There’s fertile ground in the horror subgenre in which the question is posed (and not always resolved) as to whether a haunting, possession (etc.) is the result of paranormal phenomena or psychological problems.
You can see the attraction for filmmakers: a ‘have-your-cake-and-eat-it’ scenario in which they can manifest all sorts of scares, shenanigans and horrible goings-on, while audiences wonder whether what they’re seeing is actually happening, or all in the protagonist’s head. The best of these films manage to leave the question open right to the end (The Babadook is a particularly fine recent example), although coming down on one side or another (as in Rosemary’s Baby) can also be effective. It might spoil things to say to which camp The House on Pine Street belongs, although directors Aaron and Austin Keeling, and lead Emily Goss, do a decent job of keeping the audience guessing… for a while.

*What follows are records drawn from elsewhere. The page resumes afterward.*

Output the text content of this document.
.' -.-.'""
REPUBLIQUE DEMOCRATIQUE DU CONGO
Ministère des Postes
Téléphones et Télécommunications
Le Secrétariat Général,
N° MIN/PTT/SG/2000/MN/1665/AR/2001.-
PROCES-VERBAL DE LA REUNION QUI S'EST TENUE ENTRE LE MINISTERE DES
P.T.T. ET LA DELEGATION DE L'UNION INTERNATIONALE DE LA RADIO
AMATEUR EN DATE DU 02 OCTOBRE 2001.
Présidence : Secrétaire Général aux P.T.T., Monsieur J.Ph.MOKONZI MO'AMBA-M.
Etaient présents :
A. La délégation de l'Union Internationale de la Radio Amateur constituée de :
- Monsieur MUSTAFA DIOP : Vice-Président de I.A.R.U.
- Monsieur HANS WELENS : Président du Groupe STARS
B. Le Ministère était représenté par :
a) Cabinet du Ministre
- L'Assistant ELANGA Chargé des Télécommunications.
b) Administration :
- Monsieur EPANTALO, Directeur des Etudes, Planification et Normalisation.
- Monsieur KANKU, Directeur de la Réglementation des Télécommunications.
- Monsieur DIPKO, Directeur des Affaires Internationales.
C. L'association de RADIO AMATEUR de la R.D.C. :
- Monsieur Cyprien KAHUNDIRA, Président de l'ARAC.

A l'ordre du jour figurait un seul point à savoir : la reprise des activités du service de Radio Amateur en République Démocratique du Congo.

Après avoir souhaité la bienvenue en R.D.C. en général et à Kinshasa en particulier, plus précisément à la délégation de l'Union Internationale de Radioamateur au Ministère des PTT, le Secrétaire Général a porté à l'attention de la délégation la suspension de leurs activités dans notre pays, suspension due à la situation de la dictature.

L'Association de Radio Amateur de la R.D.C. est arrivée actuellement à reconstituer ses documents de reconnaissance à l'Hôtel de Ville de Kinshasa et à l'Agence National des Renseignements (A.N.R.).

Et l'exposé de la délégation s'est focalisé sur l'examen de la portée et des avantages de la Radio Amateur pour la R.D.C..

Seven months pregnant, Jennifer (Goss) moves from Chicago to her home town in the Midwest, leaving behind some mental health issues which the script leaves (unwisely, I think) to our imagination. Jennifer isn’t thrilled with the house they’ve chosen, especially when things start going bump in the night (and day), although – of course – only Jennifer experiences such phenomena as slamming doors, self-propelled objects and mysterious knocks that lead her to believe the house is haunted. You might think Jennifer’s husband (Taylor Bottles) and mother (Cathy Barnett) would fear for her safety, and the unborn baby’s, but both characters are written and played as entirely unsympathetic, and neither seems to care much for Jennifer one way or another. Only Jennifer’s friend Lauren (Natalie Pellegrini) gives her story any credence, but even she wonders whether it might be the hormones talking.
Partly funded by Kickstarter, and filmed in a 19th century house with its own alleged history of haunting, The House on Pine Street is competently directed, and is lifted considerably by Goss’s convincing central performance. Unfortunately, however, the cracks start to show about an hour into the (overlong) running time, and the questions posed by the film become less of the “are the supernatural goings-on real or imagined?” variety and more along the lines of “why are the characters behaving that way?”, “What is a psychic chiropractor doing in the script?” and finally “What does all this add up to?” The answer to the latter question, sadly, is “Not much.” If ever there was an argument for the benefits of script development, The House on Pine Street is it.